Она ожидала, что он попытается ее остановить, станет отговаривать, но он продолжал работать. Лицо у него было серым. Он явно не спал всю ночь.
– Почему ты снимаешься с места прямо сейчас?
– Я же сказал: ближе к Сердцу Леса людям будет безопаснее.
– Людям? А ты… разве не пойдешь вместе со всеми?
– Нет. Мне нужно отлучиться. А вместо меня пока будет Тхулл. Саеунн сумеет дать ему дельный совет, когда племена соберутся вместе.
– Что? – Ренн в изумлении уставилась на него. – Но ведь… ты сейчас им нужен куда больше, чем когда-либо!
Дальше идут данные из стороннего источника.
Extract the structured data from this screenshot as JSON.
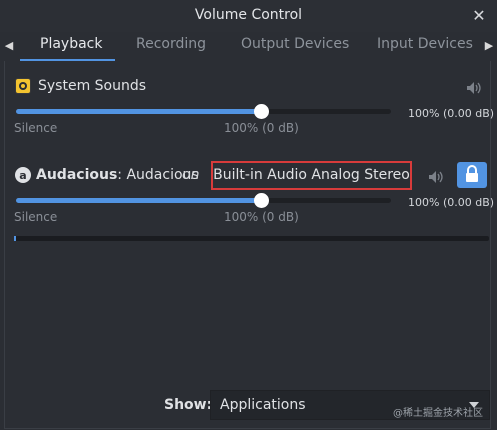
{
  "window": {
    "title": "Volume Control"
  },
  "tabs": [
    {
      "label": "Playback",
      "active": true
    },
    {
      "label": "Recording",
      "active": false
    },
    {
      "label": "Output Devices",
      "active": false
    },
    {
      "label": "Input Devices",
      "active": false
    }
  ],
  "streams": {
    "system": {
      "name": "System Sounds",
      "silence_label": "Silence",
      "mid_label": "100% (0 dB)",
      "value_label": "100% (0.00 dB)",
      "volume_percent": 100
    },
    "audacious": {
      "app": "Audacious",
      "separator": ": ",
      "stream": "Audacious",
      "on_label": "on",
      "device": "Built-in Audio Analog Stereo",
      "silence_label": "Silence",
      "mid_label": "100% (0 dB)",
      "value_label": "100% (0.00 dB)",
      "volume_percent": 100,
      "level_percent": 0
    }
  },
  "footer": {
    "show_label": "Show:",
    "show_value": "Applications"
  },
  "watermark": "@稀土掘金技术社区",
  "colors": {
    "accent": "#5294e2",
    "highlight_border": "#d83b3b",
    "background": "#2b2e34",
    "system_icon": "#f4c430"
  },
  "icons": {
    "tab_left": "triangle-left",
    "tab_right": "triangle-right",
    "close": "x-mark",
    "speaker": "speaker-wave",
    "lock": "lock"
  }
}
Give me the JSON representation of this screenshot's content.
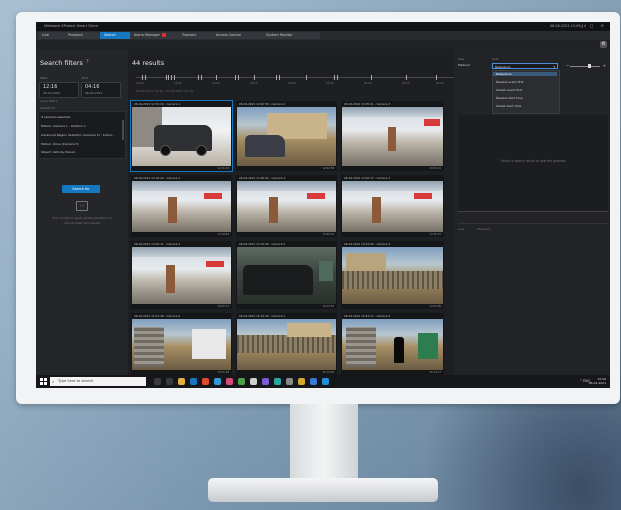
{
  "app": {
    "title": "Milestone XProtect Smart Client",
    "titlebar_right": "06-04-2021 15:09:14",
    "tabs": [
      "Live",
      "Playback",
      "Search",
      "Alarm Manager",
      "Transact",
      "Access Control",
      "System Monitor"
    ],
    "active_tab": "Search"
  },
  "filters": {
    "title": "Search filters",
    "help": "?",
    "start_label": "Start",
    "end_label": "End",
    "start_time": "12:16",
    "start_date": "06-04-2021",
    "end_time": "04:16",
    "end_date": "06-04-2021",
    "clear_label": "Clear filters",
    "sources_header": "Search for",
    "source_items": [
      "4 cameras selected",
      "Motion: Camera 1 - Outdoor 1",
      "Advanced Region Selection (Camera 3) - Indoor...",
      "Motion: Zone (Camera 5)",
      "Object: Vehicle, Person"
    ],
    "search_button": "Search for",
    "hint": "Find results to apply additional filters to narrow down the results"
  },
  "results": {
    "count_label": "44 results",
    "timeline_labels": [
      "12:00",
      "14:00",
      "16:00",
      "18:00",
      "20:00",
      "22:00",
      "00:00",
      "02:00",
      "04:00"
    ],
    "timeline_range": "06-04-2021 12:16 - 07-04-2021 04:16",
    "thumbnails": [
      {
        "caption": "06-04-2021 12:31:10 - Camera 1",
        "time": "12:31:10",
        "scene": "car-parking",
        "selected": true
      },
      {
        "caption": "06-04-2021 12:42:58 - Camera 2",
        "time": "12:42:58",
        "scene": "yard-car"
      },
      {
        "caption": "06-04-2021 13:05:21 - Camera 3",
        "time": "13:05:21",
        "scene": "indoor"
      },
      {
        "caption": "06-04-2021 13:18:44 - Camera 3",
        "time": "13:18:44",
        "scene": "indoor-door"
      },
      {
        "caption": "06-04-2021 13:26:02 - Camera 3",
        "time": "13:26:02",
        "scene": "indoor-door"
      },
      {
        "caption": "06-04-2021 13:40:37 - Camera 3",
        "time": "13:40:37",
        "scene": "indoor-door"
      },
      {
        "caption": "06-04-2021 14:02:11 - Camera 4",
        "time": "14:02:11",
        "scene": "indoor-door"
      },
      {
        "caption": "06-04-2021 14:15:59 - Camera 5",
        "time": "14:15:59",
        "scene": "night-car"
      },
      {
        "caption": "06-04-2021 14:33:06 - Camera 2",
        "time": "14:33:06",
        "scene": "yard-fence"
      },
      {
        "caption": "06-04-2021 15:01:48 - Camera 6",
        "time": "15:01:48",
        "scene": "truck"
      },
      {
        "caption": "06-04-2021 15:12:30 - Camera 2",
        "time": "15:12:30",
        "scene": "yard-fence"
      },
      {
        "caption": "06-04-2021 15:24:17 - Camera 6",
        "time": "15:24:17",
        "scene": "person"
      }
    ]
  },
  "preview": {
    "sort_label": "Sort",
    "sort_value": "Relevance",
    "sort_options": [
      "Relevance",
      "Newest event first",
      "Oldest event first",
      "Newest start time",
      "Oldest start time"
    ],
    "sort_selected": "Relevance",
    "layout_label": "Size",
    "layout_value": "Medium",
    "zoom_minus": "−",
    "zoom_plus": "+",
    "empty_message": "Select a search result to see the preview",
    "footer_items": [
      "Live",
      "Playback"
    ]
  },
  "taskbar": {
    "search_placeholder": "Type here to search",
    "tray": "^ ENG",
    "time": "15:09",
    "date": "06-04-2021"
  },
  "colors": {
    "accent": "#1778c2",
    "alarm_badge": "#d33333"
  }
}
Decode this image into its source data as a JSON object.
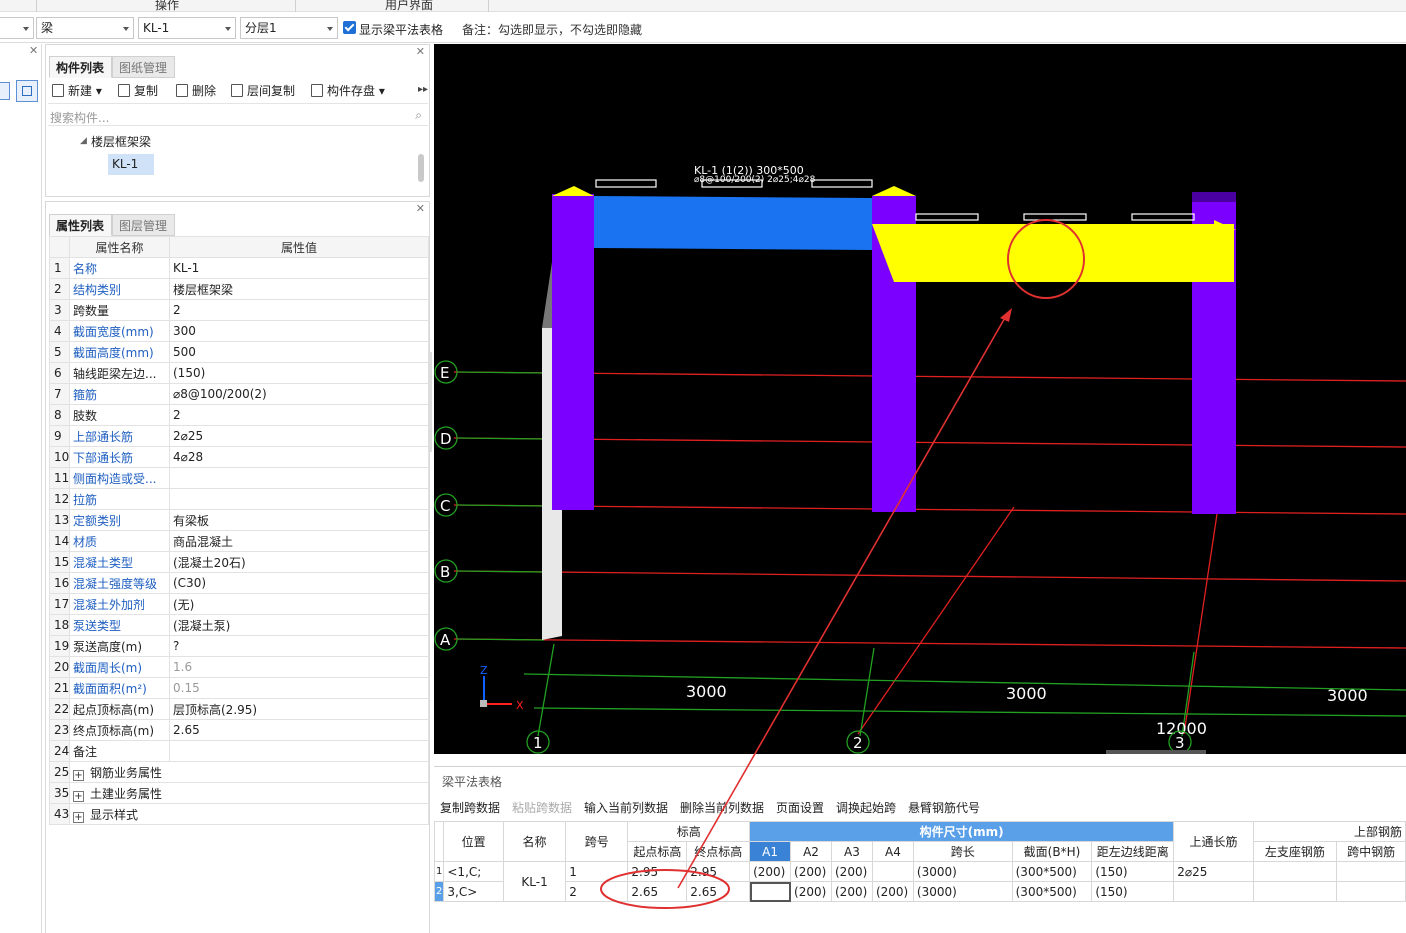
{
  "top_band": {
    "ops_label": "操作",
    "ui_label": "用户界面"
  },
  "toolbar": {
    "type_select": "梁",
    "component_select": "KL-1",
    "layer_select": "分层1",
    "show_table_label": "显示梁平法表格",
    "note": "备注：勾选即显示，不勾选即隐藏"
  },
  "component_panel": {
    "tabs": [
      "构件列表",
      "图纸管理"
    ],
    "tools": {
      "new": "新建",
      "copy": "复制",
      "delete": "删除",
      "floor_copy": "层间复制",
      "save": "构件存盘"
    },
    "search_placeholder": "搜索构件...",
    "tree": {
      "group": "楼层框架梁",
      "item": "KL-1"
    }
  },
  "property_panel": {
    "tabs": [
      "属性列表",
      "图层管理"
    ],
    "headers": {
      "name": "属性名称",
      "value": "属性值"
    },
    "rows": [
      {
        "n": "1",
        "k": "名称",
        "v": "KL-1"
      },
      {
        "n": "2",
        "k": "结构类别",
        "v": "楼层框架梁"
      },
      {
        "n": "3",
        "k": "跨数量",
        "v": "2"
      },
      {
        "n": "4",
        "k": "截面宽度(mm)",
        "v": "300"
      },
      {
        "n": "5",
        "k": "截面高度(mm)",
        "v": "500"
      },
      {
        "n": "6",
        "k": "轴线距梁左边...",
        "v": "(150)"
      },
      {
        "n": "7",
        "k": "箍筋",
        "v": "⌀8@100/200(2)"
      },
      {
        "n": "8",
        "k": "肢数",
        "v": "2"
      },
      {
        "n": "9",
        "k": "上部通长筋",
        "v": "2⌀25"
      },
      {
        "n": "10",
        "k": "下部通长筋",
        "v": "4⌀28"
      },
      {
        "n": "11",
        "k": "侧面构造或受...",
        "v": ""
      },
      {
        "n": "12",
        "k": "拉筋",
        "v": ""
      },
      {
        "n": "13",
        "k": "定额类别",
        "v": "有梁板"
      },
      {
        "n": "14",
        "k": "材质",
        "v": "商品混凝土"
      },
      {
        "n": "15",
        "k": "混凝土类型",
        "v": "(混凝土20石)"
      },
      {
        "n": "16",
        "k": "混凝土强度等级",
        "v": "(C30)"
      },
      {
        "n": "17",
        "k": "混凝土外加剂",
        "v": "(无)"
      },
      {
        "n": "18",
        "k": "泵送类型",
        "v": "(混凝土泵)"
      },
      {
        "n": "19",
        "k": "泵送高度(m)",
        "v": "?"
      },
      {
        "n": "20",
        "k": "截面周长(m)",
        "v": "1.6"
      },
      {
        "n": "21",
        "k": "截面面积(m²)",
        "v": "0.15"
      },
      {
        "n": "22",
        "k": "起点顶标高(m)",
        "v": "层顶标高(2.95)"
      },
      {
        "n": "23",
        "k": "终点顶标高(m)",
        "v": "2.65"
      },
      {
        "n": "24",
        "k": "备注",
        "v": ""
      },
      {
        "n": "25",
        "k": "钢筋业务属性",
        "v": ""
      },
      {
        "n": "35",
        "k": "土建业务属性",
        "v": ""
      },
      {
        "n": "43",
        "k": "显示样式",
        "v": ""
      }
    ]
  },
  "viewport": {
    "axis_rows": [
      "E",
      "D",
      "C",
      "B",
      "A"
    ],
    "axis_cols": [
      "1",
      "2",
      "3"
    ],
    "dims": [
      "3000",
      "3000",
      "3000"
    ],
    "total_dim": "12000",
    "beam_label_1": "KL-1 (1(2)) 300*500",
    "beam_label_2": "⌀8@100/200(2) 2⌀25;4⌀28",
    "coord_z": "Z",
    "coord_x": "X"
  },
  "beam_table": {
    "title": "梁平法表格",
    "actions": [
      "复制跨数据",
      "粘贴跨数据",
      "输入当前列数据",
      "删除当前列数据",
      "页面设置",
      "调换起始跨",
      "悬臂钢筋代号"
    ],
    "headers": {
      "pos": "位置",
      "name": "名称",
      "span": "跨号",
      "elev": "标高",
      "elev_start": "起点标高",
      "elev_end": "终点标高",
      "dims": "构件尺寸(mm)",
      "a1": "A1",
      "a2": "A2",
      "a3": "A3",
      "a4": "A4",
      "span_len": "跨长",
      "section": "截面(B*H)",
      "edge": "距左边线距离",
      "top_cont": "上通长筋",
      "top_bar": "上部钢筋",
      "left_sup": "左支座钢筋",
      "mid": "跨中钢筋"
    },
    "pos_value_1": "<1,C;",
    "pos_value_2": "3,C>",
    "name_value": "KL-1",
    "rows": [
      {
        "idx": "1",
        "span": "1",
        "es": "2.95",
        "ee": "2.95",
        "a1": "(200)",
        "a2": "(200)",
        "a3": "(200)",
        "a4": "",
        "len": "(3000)",
        "sec": "(300*500)",
        "edge": "(150)",
        "top": "2⌀25"
      },
      {
        "idx": "2",
        "span": "2",
        "es": "2.65",
        "ee": "2.65",
        "a1": "",
        "a2": "(200)",
        "a3": "(200)",
        "a4": "(200)",
        "len": "(3000)",
        "sec": "(300*500)",
        "edge": "(150)",
        "top": ""
      }
    ]
  },
  "colors": {
    "accent": "#1e6fd6",
    "beam_blue": "#1a73f0",
    "beam_yellow": "#ffff00",
    "column": "#7b00ff",
    "annotation": "#e03030"
  }
}
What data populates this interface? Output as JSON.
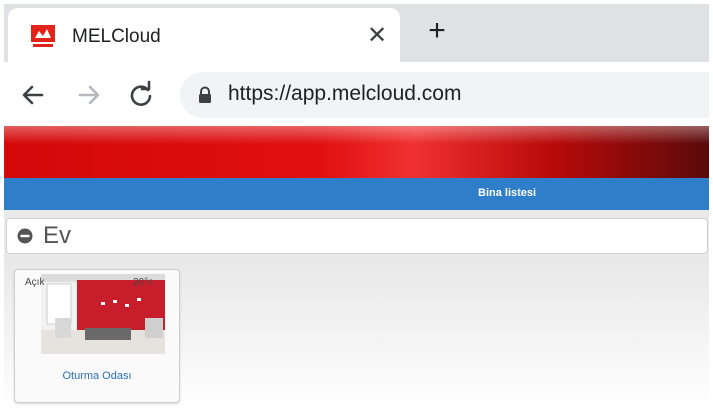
{
  "browser": {
    "tab": {
      "title": "MELCloud",
      "close_glyph": "✕"
    },
    "new_tab_glyph": "+",
    "address": {
      "url": "https://app.melcloud.com"
    }
  },
  "app": {
    "menu": {
      "building_list_label": "Bina listesi"
    },
    "group": {
      "title": "Ev"
    },
    "room_card": {
      "state": "Açık",
      "temperature": "20°c",
      "name": "Oturma Odası"
    }
  },
  "colors": {
    "brand_red": "#e01010",
    "menu_blue": "#2f7ec9",
    "link_blue": "#2a6fb5"
  },
  "icons": [
    "melcloud-favicon-icon",
    "close-icon",
    "plus-icon",
    "back-arrow-icon",
    "forward-arrow-icon",
    "reload-icon",
    "lock-icon",
    "collapse-icon"
  ]
}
Ты не можешь просто так уйти и оставить их!
Фин-Кединн повернулся к ней лицом:
– Неужели ты думаешь, что я оставил бы свое племя, если бы не был убежден, что это единственно возможный выход? Да я много дней только об этом и думал. И теперь совершенно уверен, что поступаю правильно.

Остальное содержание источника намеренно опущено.